Taproot transactions, the type used for ordinals, have grown to account for over 50% of Bitcoin transactions, compared to just 2% at the start of the year. Binance eventually attributed the problem to the system configuration not expecting transaction fees at this level.
Bitcoin fees approached $20, but stayed well below historical peaks, such as over $60 in April 2022 and $55 in December 2017, according to BitInfoCharts.
Binance indicated that it intends to begin working on enabling withdrawals from Bitcoin using the lightning network, in order to reduce the total number of on-chain transactions it needs to complete.
Read more: Ordinals break bitcoin: Transaction fees exceed rewards as congestion rises
One prominent research analyst has suggested that the actual problem was a misconfiguration of Binance’s system, that prevented funds from appropriately moving from Binance cold wallets through to Binance hot wallets. They pointed out that over the last several days, the balance in the hot wallets have plummeted while the balance in the bridge wallet has increased.

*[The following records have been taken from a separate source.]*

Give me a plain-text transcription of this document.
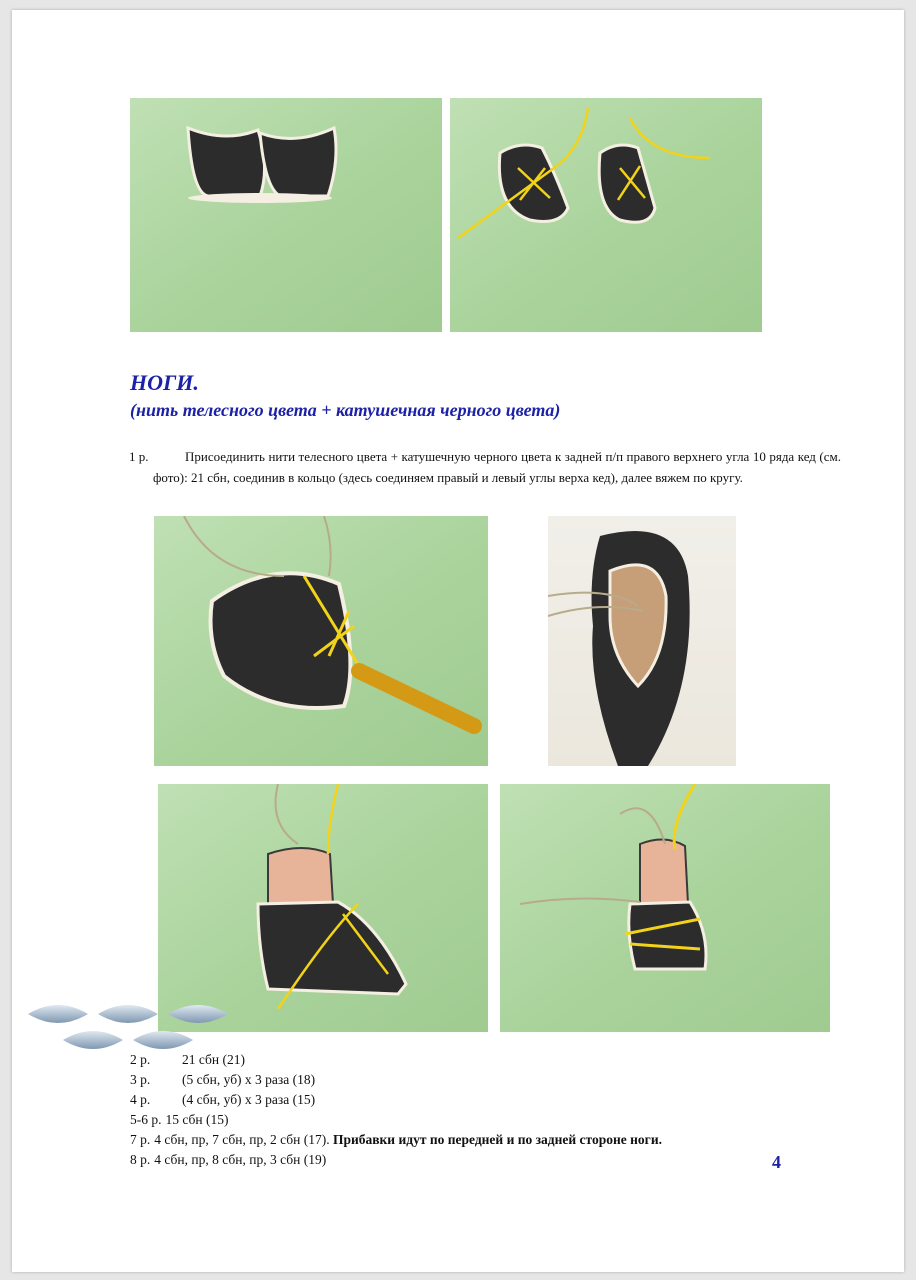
НОГИ.
(нить телесного цвета + катушечная черного цвета)
1 р.	Присоединить нити телесного цвета + катушечную черного цвета к задней п/п правого верхнего угла 10 ряда кед (см. фото): 21 сбн, соединив в кольцо (здесь соединяем правый и левый углы верха кед), далее вяжем по кругу.
2 р. 21 сбн (21)
3 р. (5 сбн, уб) х 3 раза (18)
4 р. (4 сбн, уб) х 3 раза (15)
5-6 р. 15 сбн (15)
7 р. 4 сбн, пр, 7 сбн, пр, 2 сбн (17). Прибавки идут по передней и по задней стороне ноги.
8 р. 4 сбн, пр, 8 сбн, пр, 3 сбн (19)	4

Some attributed Binance re-distributing the Bitcoin between wallets as an outflow. However, figures on DefiLlama suggests that total outflows were minimal.
As Hampus Sjöberg of Blixt Wallet highlighted, lightning is only a partial solution to these on-chain woes, since it still requires you to regularly be able to use the chain, and high fees increase the trust assumptions for small lightning transactions.